The report repeatedly singled out Summers among other Ivy League presidents for maintaining “elitism,” and criticized him for eliminating the position of Associate Dean for Affirmative Action in 2002.

But Summers’ spokeswoman Lucie McNeil said yesterday that the decision to eliminate that administrative post occurred before Summers began his tenure.

The recent firestorm surrounding Summers’ remarks on women in science was cited as evidence of Summers’ discriminatory practices.

“What President Summers failed to acknowledge is that current standards for academic promotion—standards for parental leave, time to degree, tenure timeline, employment flexibility and child care options—are no more intrinsic or eternal than was the principle of single-sex education 30 years ago,” the report stated.

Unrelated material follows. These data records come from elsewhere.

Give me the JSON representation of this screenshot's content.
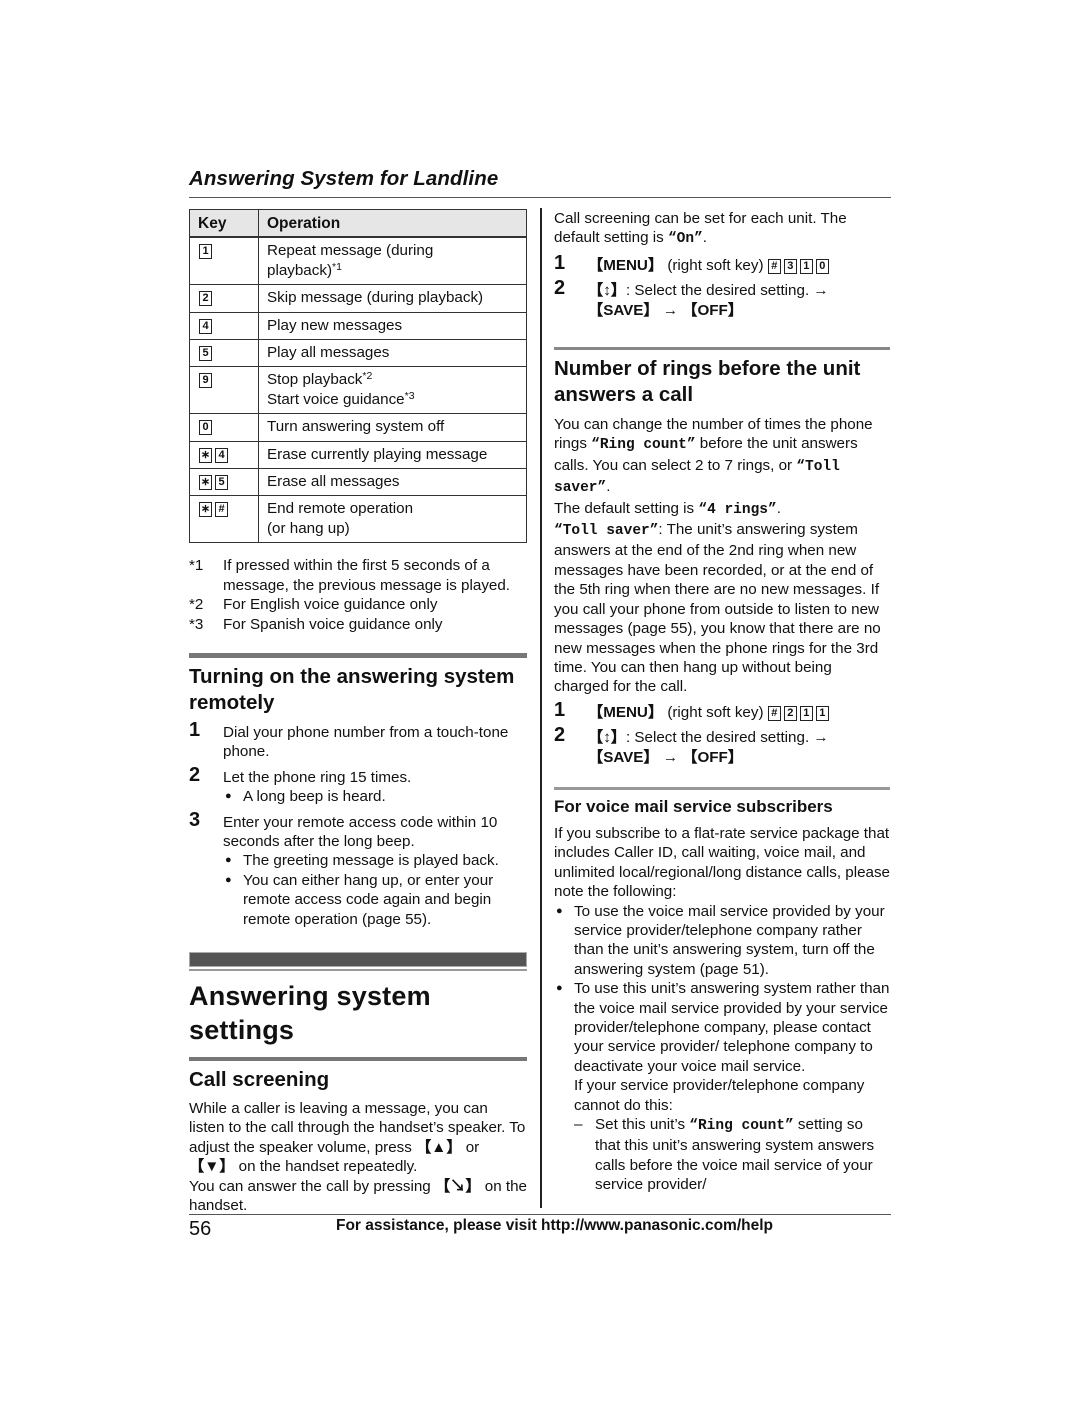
{
  "header": {
    "title": "Answering System for Landline"
  },
  "key_table": {
    "headers": [
      "Key",
      "Operation"
    ],
    "rows": [
      {
        "keys": [
          "1"
        ],
        "operation": [
          "Repeat message (during",
          "playback)"
        ],
        "sup": [
          "",
          "*1"
        ]
      },
      {
        "keys": [
          "2"
        ],
        "operation": [
          "Skip message (during playback)"
        ],
        "sup": [
          ""
        ]
      },
      {
        "keys": [
          "4"
        ],
        "operation": [
          "Play new messages"
        ],
        "sup": [
          ""
        ]
      },
      {
        "keys": [
          "5"
        ],
        "operation": [
          "Play all messages"
        ],
        "sup": [
          ""
        ]
      },
      {
        "keys": [
          "9"
        ],
        "operation": [
          "Stop playback",
          "Start voice guidance"
        ],
        "sup": [
          "*2",
          "*3"
        ]
      },
      {
        "keys": [
          "0"
        ],
        "operation": [
          "Turn answering system off"
        ],
        "sup": [
          ""
        ]
      },
      {
        "keys": [
          "*",
          "4"
        ],
        "operation": [
          "Erase currently playing message"
        ],
        "sup": [
          ""
        ]
      },
      {
        "keys": [
          "*",
          "5"
        ],
        "operation": [
          "Erase all messages"
        ],
        "sup": [
          ""
        ]
      },
      {
        "keys": [
          "*",
          "#"
        ],
        "operation": [
          "End remote operation",
          "(or hang up)"
        ],
        "sup": [
          "",
          ""
        ]
      }
    ]
  },
  "footnotes": [
    {
      "mark": "*1",
      "text": "If pressed within the first 5 seconds of a message, the previous message is played."
    },
    {
      "mark": "*2",
      "text": "For English voice guidance only"
    },
    {
      "mark": "*3",
      "text": "For Spanish voice guidance only"
    }
  ],
  "remote_section": {
    "heading": "Turning on the answering system remotely",
    "steps": [
      {
        "num": "1",
        "text": "Dial your phone number from a touch-tone phone.",
        "bullets": []
      },
      {
        "num": "2",
        "text": "Let the phone ring 15 times.",
        "bullets": [
          "A long beep is heard."
        ]
      },
      {
        "num": "3",
        "text": "Enter your remote access code within 10 seconds after the long beep.",
        "bullets": [
          "The greeting message is played back.",
          "You can either hang up, or enter your remote access code again and begin remote operation (page 55)."
        ]
      }
    ]
  },
  "settings_section": {
    "heading": "Answering system settings",
    "call_screening": {
      "heading": "Call screening",
      "para1_a": "While a caller is leaving a message, you can listen to the call through the handset’s speaker. To adjust the speaker volume, press ",
      "vol_up_key": "【▲】",
      "para1_b": " or ",
      "vol_down_key": "【▼】",
      "para1_c": " on the handset repeatedly.",
      "para2_a": "You can answer the call by pressing ",
      "talk_key": "【↘】",
      "para2_b": " on the handset.",
      "para3_a": "Call screening can be set for each unit. The default setting is ",
      "default_value": "“On”",
      "para3_b": ".",
      "steps": [
        {
          "num": "1",
          "menu": "【MENU】",
          "text": " (right soft key) ",
          "keys": [
            "#",
            "3",
            "1",
            "0"
          ]
        },
        {
          "num": "2",
          "nav": "【↕】",
          "text": ": Select the desired setting. → ",
          "save": "【SAVE】",
          "arrow": " → ",
          "off": "【OFF】"
        }
      ]
    },
    "rings": {
      "heading": "Number of rings before the unit answers a call",
      "p1_a": "You can change the number of times the phone rings ",
      "p1_m1": "“Ring count”",
      "p1_b": " before the unit answers calls. You can select 2 to 7 rings, or ",
      "p1_m2": "“Toll saver”",
      "p1_c": ".",
      "p2_a": "The default setting is ",
      "p2_m": "“4 rings”",
      "p2_b": ".",
      "p3_m": "“Toll saver”",
      "p3_text": ": The unit’s answering system answers at the end of the 2nd ring when new messages have been recorded, or at the end of the 5th ring when there are no new messages. If you call your phone from outside to listen to new messages (page 55), you know that there are no new messages when the phone rings for the 3rd time. You can then hang up without being charged for the call.",
      "steps": [
        {
          "num": "1",
          "menu": "【MENU】",
          "text": " (right soft key) ",
          "keys": [
            "#",
            "2",
            "1",
            "1"
          ]
        },
        {
          "num": "2",
          "nav": "【↕】",
          "text": ": Select the desired setting. → ",
          "save": "【SAVE】",
          "arrow": " → ",
          "off": "【OFF】"
        }
      ]
    },
    "voicemail": {
      "heading": "For voice mail service subscribers",
      "intro": "If you subscribe to a flat-rate service package that includes Caller ID, call waiting, voice mail, and unlimited local/regional/long distance calls, please note the following:",
      "bullets": [
        "To use the voice mail service provided by your service provider/telephone company rather than the unit’s answering system, turn off the answering system (page 51).",
        "To use this unit’s answering system rather than the voice mail service provided by your service provider/telephone company, please contact your service provider/ telephone company to deactivate your voice mail service."
      ],
      "followup": "If your service provider/telephone company cannot do this:",
      "dash_mark": "–",
      "dash_a": "Set this unit’s ",
      "dash_m": "“Ring count”",
      "dash_b": " setting so that this unit’s answering system answers calls before the voice mail service of your service provider/"
    }
  },
  "footer": {
    "page_number": "56",
    "text": "For assistance, please visit http://www.panasonic.com/help"
  }
}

And two weeks ago, GESO members had protested Yale president Richard Levin’s decision to remain silent about Summers’ remarks.

But Redmond was careful to say that despite the attacks on Summers, she hoped the GESO report would spark all Ivy League presidents toward action.

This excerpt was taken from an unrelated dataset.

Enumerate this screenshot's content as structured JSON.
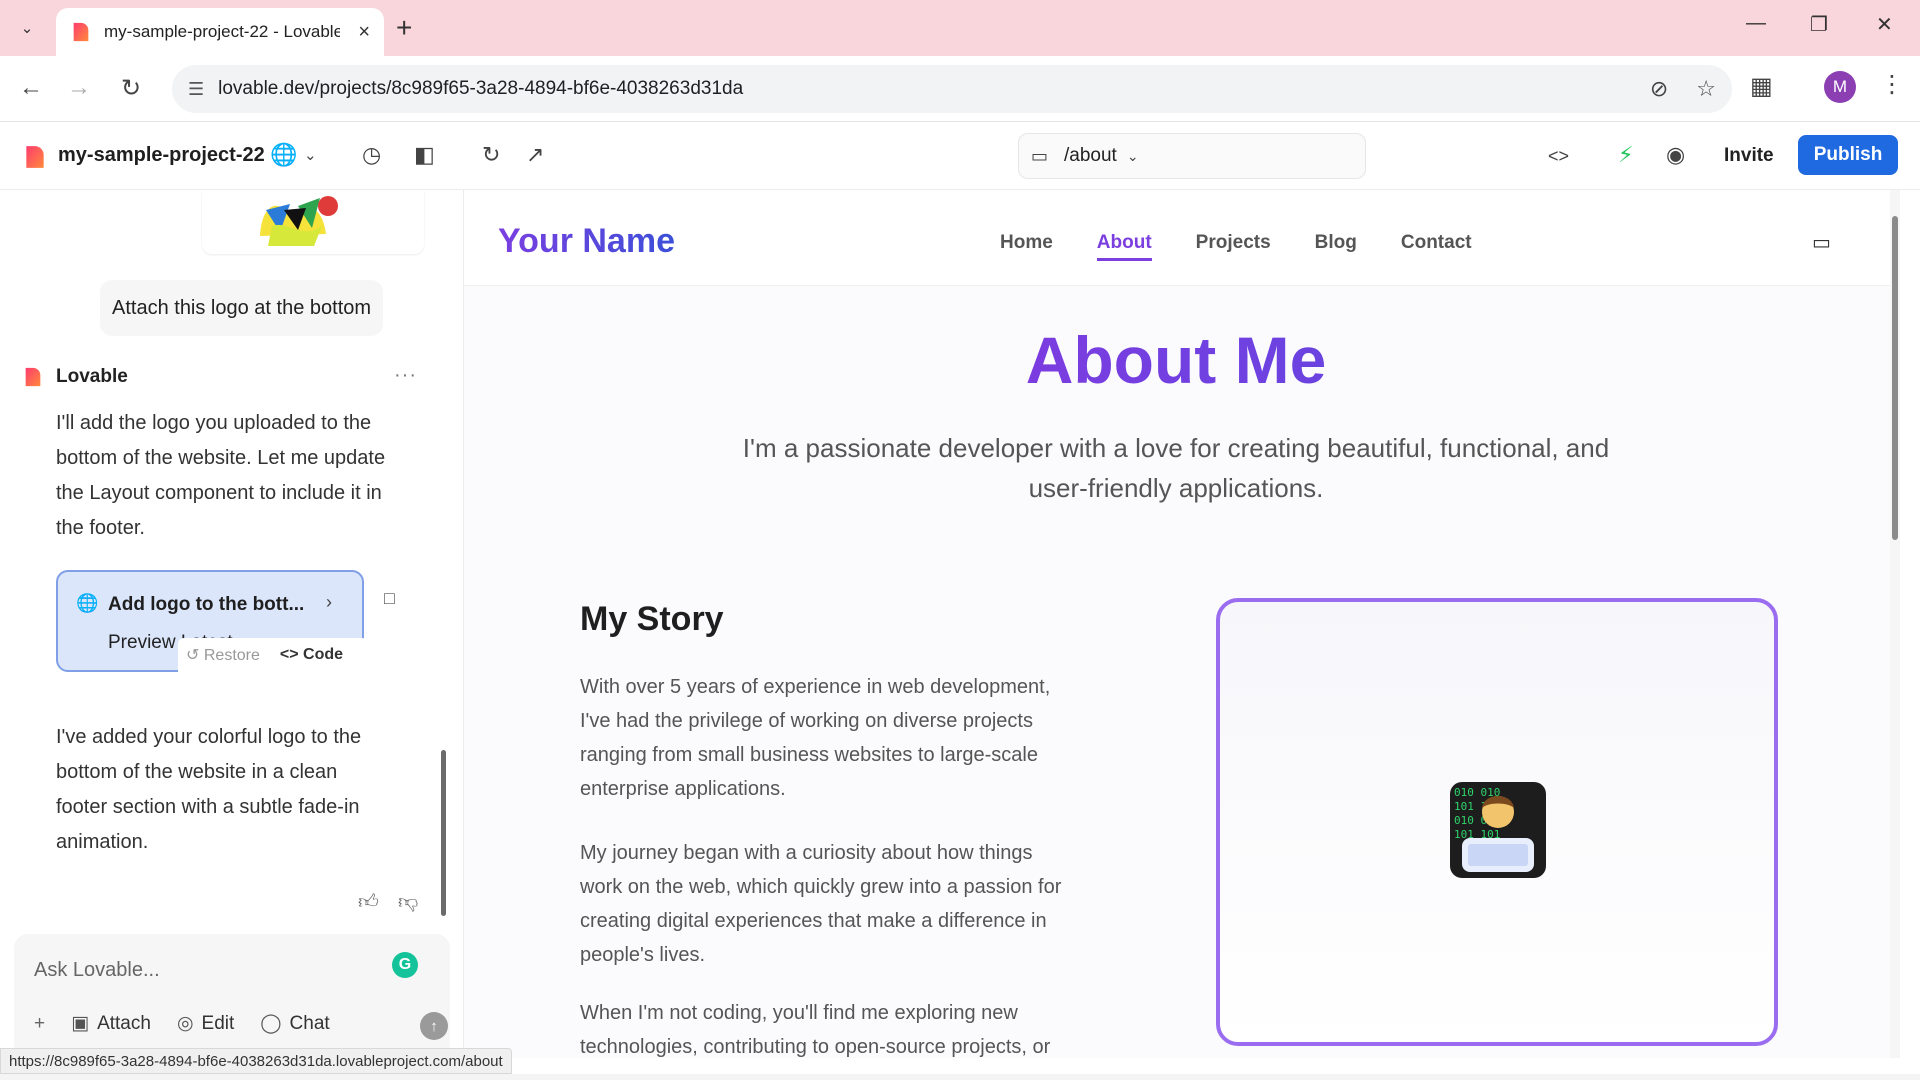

“Our whole point is that all the presidents are culpable in this situation... [Summers] just happens to be in the spotlight right now,” Redmond said. “We’re just waiting on that one to actually step out and do the right thing.”

Summers was to receive a copy of the study at his door on Tuesday, Redmond said.

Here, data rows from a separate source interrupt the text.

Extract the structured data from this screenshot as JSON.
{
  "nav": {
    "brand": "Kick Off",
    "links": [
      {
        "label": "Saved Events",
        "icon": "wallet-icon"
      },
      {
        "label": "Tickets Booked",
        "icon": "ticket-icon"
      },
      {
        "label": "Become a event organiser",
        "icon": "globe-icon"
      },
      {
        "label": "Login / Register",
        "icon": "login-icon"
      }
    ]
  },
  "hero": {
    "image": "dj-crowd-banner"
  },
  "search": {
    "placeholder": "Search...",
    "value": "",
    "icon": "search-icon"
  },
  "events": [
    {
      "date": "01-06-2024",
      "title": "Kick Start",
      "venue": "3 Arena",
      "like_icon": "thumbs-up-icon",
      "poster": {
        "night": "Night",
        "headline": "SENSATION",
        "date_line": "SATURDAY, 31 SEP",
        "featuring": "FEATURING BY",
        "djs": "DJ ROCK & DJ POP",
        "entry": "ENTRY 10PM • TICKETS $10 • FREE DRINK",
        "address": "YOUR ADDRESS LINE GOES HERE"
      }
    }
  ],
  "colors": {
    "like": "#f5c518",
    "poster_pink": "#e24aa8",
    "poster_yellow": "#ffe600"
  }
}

Summers, through McNeil, declined to comment on the report yesterday.

According to Redmond, graduate student unionization is the first step toward increasing faculty diversity, in order to “get the ball rolling.”

After that, the report prescribed “bargaining collectively” among professors, and not just student teachers.

The report claimed that women and minorities are underpaid, despite holding the same degrees as their white male counterparts.

“Unless universities are compelled fundamentally to restructure certain features of access,. employment and promotion, no amount of oversight or diversity initiatives will suffice,” the report said.

But many are not convinced that unionization is the solution.

Ascherman Professor of Economics Richard B. Freeman, an organizer of the National Bureau of Economics Research (NBER) conference where Summers made his now-famous remarks, expressed doubt that such a plan could work at large universities like Harvard or Yale.

“Initially as an economist, I’m dubious,” Freeman said, though he added that he thought unionization could be “feasible” under certain circumstances.

But he said that while unions were effective at bargaining for health care and other benefits, he did not see how GESO proposed to make the jump from graduate student unions to faculty diversity.

“If we’re really talking faculty, it’s hard to see how the graduate student union affects the faculty,” he said.